The Soviet Union has decided to produce its own large compressor stations for five domestic gas pipelines scheduled to be built this decade, thus ending the expectations of Western European companies for more than $10 billion in contracts, according to Western businessmen here.
The disclosure suggested that the Reagan administration's decision to ban Moscow's purchase of U.S. oil and gas equipment and similar machinery made under license in Europe will have an impact well beyond the controversial pipeline being planned to carry natural gas to the West. But it was unclear here whether the Soviets were developing their own turbine in an effort to pressure West European governments to seek a reversal of Reagan's embargo.
The Siberia-Western Europe pipeline and the five companion pipelines serving Western sections of European Russia and Eastern Europe are Moscow's key energy project of the decade. Apart from securing steady sources of hard currency--the stated objective of the export pipeline--the five other trunk lines are designed to increase the use of plentiful natural gas in the Soviet Union and offset rising oil consumption.
The reported Soviet decision to produce new large turbines does not affect the contracts signed by European firms participating in the construction of the 3,500-mile pipeline to the West. The Soviets, who expect to make roughly $8 billion annually from these sales to Western Europe, are insisting that the Europeans meet their obligation.
According to Western businessmen here, their firms have contracted to build 42 compressor stations on the export pipeline and were expecting to supply equipment for 130 compressor stations on the five domestic pipelines.
But a Western European businessman with long experience in pipeline equipment exports to Moscow said he was advised that the Soviet government would build the large 25-megawatt turbines for pipeline stations such as the LMZ plant in Leningrad.
This meant, he said, that the expected Soviet contracts for the construction of 130 compressor stations for the five trunk pipelines would not materialize.
The Reagan administration's sanctions primarily affect European companies manufacturing gas turbine blades under license to General Electric. The blades are seen as essential for compressing gas at stations along the pipeline. The largest Soviet turbines currently operating are at half the capacity of the GE 25-megawatt model.
The firms affected are AEG of West Germany, the Italian state-owned Nuovo Pignone, Alsthom-Atlantique of France and John Brown and Co., a British engineering firm.
Business sources here said that the Soviets' decision to produce a new generation of turbines was taken recently. Two and possibly four protype models are already being tested in Leningrad.

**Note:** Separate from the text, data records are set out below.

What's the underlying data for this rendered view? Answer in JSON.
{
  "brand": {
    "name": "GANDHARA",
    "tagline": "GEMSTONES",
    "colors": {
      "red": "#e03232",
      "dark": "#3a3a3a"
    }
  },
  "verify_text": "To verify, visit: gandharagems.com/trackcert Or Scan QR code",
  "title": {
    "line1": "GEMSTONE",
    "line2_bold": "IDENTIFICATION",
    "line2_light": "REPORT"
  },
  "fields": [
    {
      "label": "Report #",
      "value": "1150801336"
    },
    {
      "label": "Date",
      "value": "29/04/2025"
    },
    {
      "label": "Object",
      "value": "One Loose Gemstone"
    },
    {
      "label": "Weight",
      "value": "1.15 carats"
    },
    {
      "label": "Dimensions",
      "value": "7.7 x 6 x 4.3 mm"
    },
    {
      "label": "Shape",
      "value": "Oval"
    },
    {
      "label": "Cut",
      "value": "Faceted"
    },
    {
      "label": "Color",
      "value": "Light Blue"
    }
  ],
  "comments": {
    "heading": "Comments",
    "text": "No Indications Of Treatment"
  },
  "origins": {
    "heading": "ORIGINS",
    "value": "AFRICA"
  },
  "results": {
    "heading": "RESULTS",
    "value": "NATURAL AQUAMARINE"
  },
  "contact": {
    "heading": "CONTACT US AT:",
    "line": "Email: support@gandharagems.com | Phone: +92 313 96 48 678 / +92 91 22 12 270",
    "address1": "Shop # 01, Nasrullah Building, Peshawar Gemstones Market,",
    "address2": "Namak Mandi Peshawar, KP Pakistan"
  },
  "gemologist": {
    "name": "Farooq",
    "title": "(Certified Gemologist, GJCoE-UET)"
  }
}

The government news agency Tass said recently that the Soviet 25-megawatt turbines developed by academician Igor Glebov are 1.5 times more efficient than the GE turbine.
Western businessmen here, who would not be identified for fear of harming their companies' interests in the United States, have been angry at Reagan's decision to force sanctions retroactively. Some have called Reagan's move "downright unethical" and have voiced fears that the Americans would "ruin our chances" in the Soviet market for many years.
The Soviets are reported to have warned the Western companies that if they fail to meet their contractual obligations on the export pipeline, they would have to pay enormous penalties.
A senior Soviet official told Western reporters last week that the export pipeline would be completed on schedule despite the American action. Observers here believed that the Soviets would live up to their word because this has become a matter of prestige as well as of hard currency. To do so, however, the Soviets may have to delay their other projects, including possibly the construction of the domestic pipelines, and may disrupt their energy program.
While other firms supplying U.S.-designed turbines rely on American delivery of rotors, the French firm of Alsthom Atlantique can make it itself under license. The company could theoretically supply Soviet needs, but it would have to build a new plant.
Business sources here said the Soviets and West Europeans could possibly jointly produce the turbines. Such a move would depend on political decisions here and in Western Europe.
But as one businessman put it, at the moment "we are being told clearly to forget it." The Soviets appear intent to cut Western firms out of energy projects and develop Soviet technology, he added.
In a perhaps related move, Western diplomatic sources reported tonight that Moscow has told several Western European governments that it plans to reduce telephone links with Western Europe beginning Thursday.
The move could affect business connections between the Soviet Union and the West. There was also speculation here that it would reduce the ability of Soviet emigres in the West to contact their relatives and friends here as well as the ability of Soviet citizens to make overseas calls.
According to diplomats, lines with West Germany would be reduced from 42 to 16 and lines with Britain from 46 to 14. Also to be cut are lines to Austria, Italy, France, Belgium, the Netherlands and Scandinavia. It was not immediately clear whether lines to the United States are going to be affected by cuts.